Australia is obviously the best training ground for a top job in the arts in Britain: after Michael Lynch, who has been Chief Execuctive of the South Bank Centre since 2002, and Loretta Tomasi, who recently took over as Chief Executive of English National Opera, news comes today that Brian McMaster’s successor in charge of the Edinburgh International Festival will be another Ozzie: Jonathan Mills, a 42-year-old contemporary composer and former artistic director of the Melbourne Arts Festival, was appointed yesterday to the post. And, like his fellow Ozzies, he takes on a somewhat poisoned chalice: McMaster’s programme last year took the festival £1m into the red, after running up losses of £850,000 on six new productions.
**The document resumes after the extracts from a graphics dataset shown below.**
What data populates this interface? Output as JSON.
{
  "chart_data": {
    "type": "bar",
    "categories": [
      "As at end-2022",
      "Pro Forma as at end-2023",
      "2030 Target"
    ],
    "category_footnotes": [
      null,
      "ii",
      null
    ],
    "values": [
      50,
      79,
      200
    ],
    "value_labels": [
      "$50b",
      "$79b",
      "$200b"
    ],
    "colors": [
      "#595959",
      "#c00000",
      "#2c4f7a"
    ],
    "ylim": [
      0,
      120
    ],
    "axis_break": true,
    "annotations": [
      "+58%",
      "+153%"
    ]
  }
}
According to a report in today’s Independent, some high-profile local contenders – including the Barbican’s artistic director Graham Sheffield – “withdrew their interest because of concerns over the funding and the short timetable for takeover.”
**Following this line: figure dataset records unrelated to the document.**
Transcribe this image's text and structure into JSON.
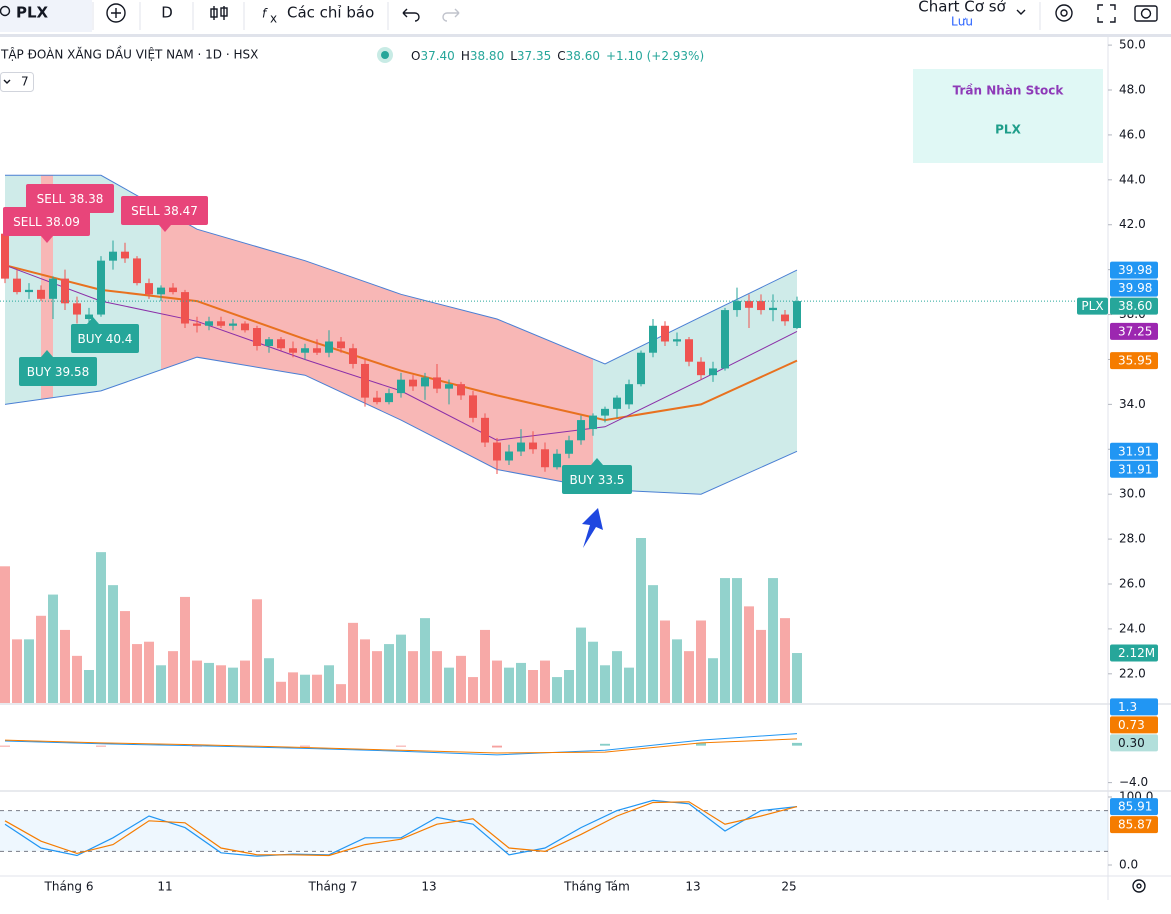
{
  "toolbar": {
    "symbol": "PLX",
    "interval": "D",
    "indicators": "Các chỉ báo",
    "layout": "Chart Cơ sở",
    "save": "Lưu"
  },
  "legend": {
    "title": "TẬP ĐOÀN XĂNG DẦU VIỆT NAM · 1D · HSX",
    "ohlc": [
      "O",
      "37.40",
      "H",
      "38.80",
      "L",
      "37.35",
      "C",
      "38.60",
      "+1.10 (+2.93%)"
    ],
    "indicator_count": "7"
  },
  "watermark": {
    "author": "Trần Nhàn Stock",
    "symbol": "PLX"
  },
  "chart_data": {
    "type": "candlestick",
    "up_color": "#26a69a",
    "down_color": "#ef5350",
    "categories": [
      null,
      null,
      null,
      null,
      null,
      "Tháng 6",
      null,
      null,
      null,
      null,
      null,
      null,
      null,
      "11",
      null,
      null,
      null,
      null,
      null,
      null,
      null,
      null,
      null,
      null,
      null,
      null,
      null,
      "Tháng 7",
      null,
      null,
      null,
      null,
      null,
      null,
      null,
      "13",
      null,
      null,
      null,
      null,
      null,
      null,
      null,
      null,
      null,
      null,
      null,
      null,
      null,
      "Tháng Tám",
      null,
      null,
      null,
      null,
      null,
      null,
      null,
      "13",
      null,
      null,
      null,
      null,
      null,
      null,
      null,
      "25",
      null
    ],
    "ohlc": [
      [
        41.6,
        42.0,
        39.4,
        39.6
      ],
      [
        39.6,
        40.0,
        38.9,
        39.0
      ],
      [
        39.0,
        39.4,
        38.7,
        39.1
      ],
      [
        39.1,
        39.3,
        38.6,
        38.7
      ],
      [
        38.7,
        39.7,
        37.8,
        39.6
      ],
      [
        39.6,
        40.0,
        38.2,
        38.5
      ],
      [
        38.5,
        38.8,
        37.6,
        38.0
      ],
      [
        37.8,
        38.3,
        37.6,
        38.0
      ],
      [
        38.0,
        40.6,
        37.9,
        40.4
      ],
      [
        40.4,
        41.3,
        40.0,
        40.8
      ],
      [
        40.8,
        41.2,
        40.3,
        40.5
      ],
      [
        40.5,
        40.6,
        39.3,
        39.4
      ],
      [
        39.4,
        39.6,
        38.7,
        38.9
      ],
      [
        38.9,
        39.3,
        38.6,
        39.2
      ],
      [
        39.2,
        39.4,
        38.9,
        39.0
      ],
      [
        39.0,
        39.1,
        37.4,
        37.6
      ],
      [
        37.6,
        37.9,
        37.2,
        37.5
      ],
      [
        37.5,
        37.9,
        37.3,
        37.7
      ],
      [
        37.7,
        37.9,
        37.4,
        37.5
      ],
      [
        37.5,
        37.8,
        37.3,
        37.6
      ],
      [
        37.6,
        37.7,
        37.2,
        37.3
      ],
      [
        37.4,
        37.5,
        36.4,
        36.6
      ],
      [
        36.6,
        37.0,
        36.3,
        36.9
      ],
      [
        36.9,
        37.0,
        36.4,
        36.5
      ],
      [
        36.5,
        36.8,
        36.1,
        36.3
      ],
      [
        36.3,
        36.7,
        36.0,
        36.5
      ],
      [
        36.5,
        36.9,
        36.2,
        36.3
      ],
      [
        36.3,
        37.3,
        36.1,
        36.8
      ],
      [
        36.8,
        37.0,
        36.3,
        36.5
      ],
      [
        36.5,
        36.7,
        35.6,
        35.8
      ],
      [
        35.8,
        36.0,
        33.9,
        34.3
      ],
      [
        34.3,
        34.6,
        34.0,
        34.1
      ],
      [
        34.1,
        34.7,
        34.0,
        34.5
      ],
      [
        34.5,
        35.4,
        34.3,
        35.1
      ],
      [
        35.1,
        35.3,
        34.6,
        34.8
      ],
      [
        34.8,
        35.4,
        34.2,
        35.2
      ],
      [
        35.2,
        35.8,
        34.5,
        34.7
      ],
      [
        34.7,
        35.1,
        34.0,
        34.9
      ],
      [
        34.9,
        35.0,
        34.2,
        34.4
      ],
      [
        34.4,
        34.6,
        33.2,
        33.4
      ],
      [
        33.4,
        33.6,
        32.1,
        32.3
      ],
      [
        32.3,
        32.5,
        30.9,
        31.5
      ],
      [
        31.5,
        32.2,
        31.3,
        31.9
      ],
      [
        31.9,
        32.9,
        31.7,
        32.3
      ],
      [
        32.3,
        32.8,
        31.8,
        32.0
      ],
      [
        32.0,
        32.3,
        31.0,
        31.2
      ],
      [
        31.2,
        32.0,
        31.1,
        31.8
      ],
      [
        31.8,
        32.6,
        31.6,
        32.4
      ],
      [
        32.4,
        33.5,
        32.2,
        33.3
      ],
      [
        32.9,
        33.6,
        32.6,
        33.5
      ],
      [
        33.5,
        33.9,
        33.2,
        33.8
      ],
      [
        33.8,
        34.4,
        33.4,
        34.3
      ],
      [
        34.0,
        35.1,
        33.8,
        34.9
      ],
      [
        34.9,
        36.4,
        34.8,
        36.3
      ],
      [
        36.3,
        37.8,
        36.1,
        37.5
      ],
      [
        37.5,
        37.7,
        36.6,
        36.8
      ],
      [
        36.8,
        37.2,
        36.6,
        36.9
      ],
      [
        36.9,
        37.0,
        35.7,
        35.9
      ],
      [
        35.9,
        36.1,
        35.1,
        35.3
      ],
      [
        35.3,
        35.9,
        35.0,
        35.6
      ],
      [
        35.6,
        38.3,
        35.5,
        38.2
      ],
      [
        38.2,
        39.2,
        37.9,
        38.6
      ],
      [
        38.6,
        38.9,
        37.4,
        38.3
      ],
      [
        38.6,
        38.9,
        38.0,
        38.2
      ],
      [
        38.2,
        38.9,
        37.7,
        38.3
      ],
      [
        38.0,
        38.2,
        37.5,
        37.7
      ],
      [
        37.4,
        38.8,
        37.35,
        38.6
      ]
    ],
    "ylim": [
      20.7,
      50.45
    ],
    "yticks": [
      {
        "value": 50,
        "label": "50.0"
      },
      {
        "value": 48,
        "label": "48.0"
      },
      {
        "value": 46,
        "label": "46.0"
      },
      {
        "value": 44,
        "label": "44.0"
      },
      {
        "value": 42,
        "label": "42.0"
      },
      {
        "value": 40,
        "label": "40.0"
      },
      {
        "value": 38,
        "label": "38.0"
      },
      {
        "value": 36,
        "label": "36.0"
      },
      {
        "value": 34,
        "label": "34.0"
      },
      {
        "value": 32,
        "label": "32.0"
      },
      {
        "value": 30,
        "label": "30.0"
      },
      {
        "value": 28,
        "label": "28.0"
      },
      {
        "value": 26,
        "label": "26.0"
      },
      {
        "value": 24,
        "label": "24.0"
      },
      {
        "value": 22,
        "label": "22.0"
      }
    ],
    "grid": false,
    "bands": {
      "x": [
        0,
        8,
        16,
        25,
        33,
        41,
        50,
        58,
        66
      ],
      "upper": [
        44.2,
        44.2,
        41.8,
        40.4,
        38.9,
        37.8,
        35.8,
        37.9,
        39.98
      ],
      "lower": [
        34.0,
        34.6,
        36.1,
        35.3,
        33.3,
        31.1,
        30.2,
        30.0,
        31.91
      ],
      "basis": [
        40.2,
        39.1,
        38.6,
        36.9,
        35.5,
        34.4,
        33.3,
        34.0,
        35.95
      ],
      "fast": [
        40.2,
        38.6,
        37.7,
        36.0,
        34.6,
        32.4,
        33.0,
        35.1,
        37.25
      ],
      "band_color": "#4a7fd4",
      "basis_color": "#e8711f",
      "fast_color": "#8b2fa8"
    },
    "regimes": [
      {
        "from": 0,
        "to": 3,
        "color": "#26a69a"
      },
      {
        "from": 3,
        "to": 4,
        "color": "#ef5350"
      },
      {
        "from": 4,
        "to": 13,
        "color": "#26a69a"
      },
      {
        "from": 13,
        "to": 49,
        "color": "#ef5350"
      },
      {
        "from": 49,
        "to": 66,
        "color": "#26a69a"
      }
    ],
    "signals": [
      {
        "text": "SELL 38.09",
        "side": "sell"
      },
      {
        "text": "SELL 38.38",
        "side": "sell"
      },
      {
        "text": "SELL 38.47",
        "side": "sell"
      },
      {
        "text": "BUY 40.4",
        "side": "buy"
      },
      {
        "text": "BUY 39.58",
        "side": "buy"
      },
      {
        "text": "BUY 33.5",
        "side": "buy"
      }
    ],
    "sell_color": "#e8457a",
    "buy_color": "#26a69a",
    "price_tags": [
      {
        "value": 39.98,
        "color": "#2196f3"
      },
      {
        "value": 39.98,
        "color": "#2196f3"
      },
      {
        "value": 38.6,
        "label": "38.60",
        "name": "PLX",
        "color": "#26a69a"
      },
      {
        "value": 37.25,
        "color": "#9c27b0"
      },
      {
        "value": 35.95,
        "color": "#f57c00"
      },
      {
        "value": 31.91,
        "color": "#2196f3"
      },
      {
        "value": 31.91,
        "color": "#2196f3"
      }
    ],
    "volume": {
      "ylim": [
        0,
        7.0
      ],
      "values": [
        5.8,
        2.7,
        2.7,
        3.7,
        4.6,
        3.1,
        2.0,
        1.4,
        6.4,
        5.0,
        3.9,
        2.5,
        2.6,
        1.6,
        2.2,
        4.5,
        1.8,
        1.7,
        1.6,
        1.5,
        1.8,
        4.4,
        1.9,
        0.9,
        1.3,
        1.2,
        1.2,
        1.6,
        0.8,
        3.4,
        2.7,
        2.2,
        2.5,
        2.9,
        2.2,
        3.6,
        2.2,
        1.5,
        2.0,
        1.1,
        3.1,
        1.8,
        1.5,
        1.7,
        1.4,
        1.8,
        1.1,
        1.4,
        3.2,
        2.6,
        1.6,
        2.2,
        1.5,
        7.0,
        5.0,
        3.5,
        2.7,
        2.2,
        3.5,
        1.9,
        5.3,
        5.3,
        4.1,
        3.1,
        5.3,
        3.6,
        2.12
      ],
      "tag": {
        "value": 2.12,
        "label": "2.12M",
        "color": "#26a69a"
      }
    },
    "macd": {
      "ylim": [
        -4.8,
        4.4
      ],
      "yticks": [
        {
          "value": -4,
          "label": "−4.0"
        }
      ],
      "x": [
        0,
        8,
        16,
        25,
        33,
        41,
        50,
        58,
        66
      ],
      "macd": [
        0.5,
        0.2,
        0.0,
        -0.3,
        -0.6,
        -1.0,
        -0.5,
        0.6,
        1.3
      ],
      "signal": [
        0.6,
        0.3,
        0.1,
        -0.2,
        -0.5,
        -0.8,
        -0.7,
        0.3,
        0.73
      ],
      "hist": [
        -0.1,
        -0.1,
        -0.1,
        -0.1,
        -0.1,
        -0.2,
        0.2,
        0.3,
        0.3
      ],
      "macd_color": "#2196f3",
      "signal_color": "#f57c00",
      "tags": [
        {
          "value": 0.3,
          "label": "0.30",
          "color": "#b2dfdb"
        },
        {
          "value": 0.73,
          "color": "#f57c00"
        },
        {
          "value": 1.3,
          "color": "#2196f3"
        }
      ]
    },
    "stochastic": {
      "ylim": [
        -14.7,
        105.9
      ],
      "yticks": [
        {
          "value": 100,
          "label": "100.0"
        },
        {
          "value": 0,
          "label": "0.0"
        }
      ],
      "bands": [
        80,
        20
      ],
      "x": [
        0,
        3,
        6,
        9,
        12,
        15,
        18,
        21,
        24,
        27,
        30,
        33,
        36,
        39,
        42,
        45,
        48,
        51,
        54,
        57,
        60,
        63,
        66
      ],
      "k": [
        60,
        25,
        14,
        40,
        72,
        55,
        18,
        13,
        16,
        15,
        40,
        40,
        70,
        60,
        15,
        25,
        55,
        80,
        95,
        90,
        50,
        80,
        85.91
      ],
      "d": [
        65,
        35,
        17,
        30,
        65,
        62,
        25,
        15,
        15,
        14,
        30,
        38,
        60,
        68,
        25,
        20,
        45,
        72,
        92,
        93,
        60,
        72,
        85.87
      ],
      "k_color": "#2196f3",
      "d_color": "#f57c00",
      "tags": [
        {
          "value": 85.91,
          "color": "#2196f3"
        },
        {
          "value": 85.87,
          "color": "#f57c00"
        }
      ]
    }
  }
}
But Mills, for his part, is keeping his chin up: “Maybe I’m a foolish optimist,” he is quoted as saying in The Indie, “but I think if one goes to the Scottish Executive and the city council aware of the many competing calls on public funding and present these festivals as critical to the definition of Edinburgh and its credentials as a creative community, one has a real change of exciting these people about the opportunity.”
To which we can only say, good luck!
In sadder news today, I read an obituary in the Daily Telegraph for a journalist I have shared a page with for four years on the Sunday Express: David Fingleton, the paper’s opera critic, has died, aged 64. Prior to his current role, he was music critic for the Daily Express from 1982 to 1998. The obituary tells us, “He went through a period of snoring loudly during opera performances, which generated a certain amount of ill-feeling among some members of the critical fraternity: Fingleton, however, took up the suggestion, put to him by a fellow critic, that sleep was a critical response.”
He worked almost to the last: he dictated his last review, for a production of The Marriage of Figaro, from his hospital bed, that ran on February 12, six days before his death.